Aku anak Pramuka. Aku bangga dan senang
menjadi bagian dari Pramuka. Maka ketika ada kegiatan kepramukaan, aku tak
peduli musim panas atau musim hujan yang datang, aku menghadapinya dengan
riang. Persis seperti hari ini, aku mengikuti kegiatan perkemahan di Bumi
Perkemahan Ragunan, Jakarta Selatan. Kegiatan yang berlangsung 4 hari 3 malam
tersebut bernama KEPPO.
“KEPPO adalah singkatan Kegiatan Pramuka 4.0,
gimana pas kan?” Lila menjelaskan kepadaku istilah KEPPO yang dipakai dalam
kegiatan yang aku ikuti ini. Aku menyukainya, mudah disebarluaskan dengan
istilah yang sering diucapkan tanpa mengurangi makna dibalik penggunaan nama
tersebut. Kepramukaan 4.0 tentu bertujuan untuk mengembangkan perilaku dan
sikap anak pramuka menghadapi perkembangan teknologi dalam industri 4.0.
walaupun begitu, tentu penggunaan sandi-sandi dalam pramuka tetap dipakai,
beberapa peralatan seperti tandu pun digunakan. Hanya saja komunikasi kita
lebih mudah menggunakan ponsel. Apalagi kalau sedang terjebak oleh hujan di sebuah
tempat.
“Lila, bentar lagi aku sampai. Tapi aku
kejebak ujan di Stasiun Pasar Minggu nih” tulisku mengirimkan pesan padanya.
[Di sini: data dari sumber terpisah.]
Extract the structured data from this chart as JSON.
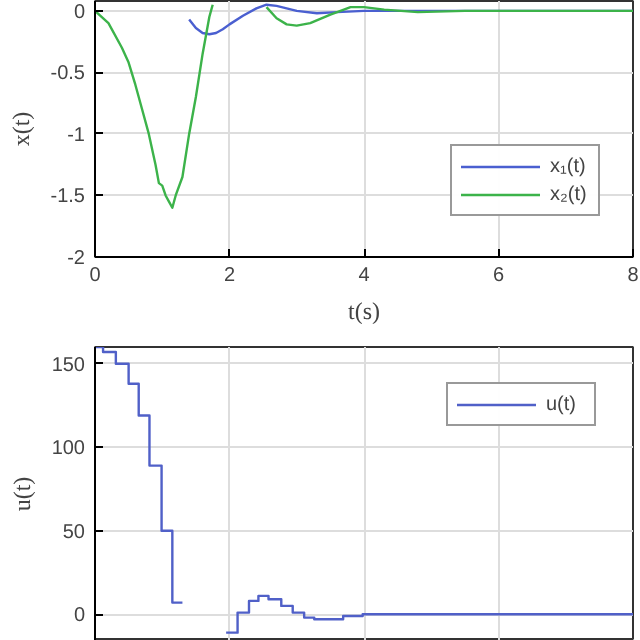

Tak lama pesanku pun dibalasnya. Ternyata Lila mengalami nasib yang sama. Aku
pikir hujan segera reda, ternyata aku harus menunggu hingga setengah jam.
Barulah setelah itu butiran air itu berkurang volumenya. Aku lalu membuka
aplikasi ojek online untuk memesan seorang pengemudi untuk mengantarkan ke
lokasi. Tak butuh lama muncullah nama dan plat nomor kendaraan.
Menunggu ojek online nya tiba, ponselku
berbunyi dna ada notifikasi pesan dari Lila.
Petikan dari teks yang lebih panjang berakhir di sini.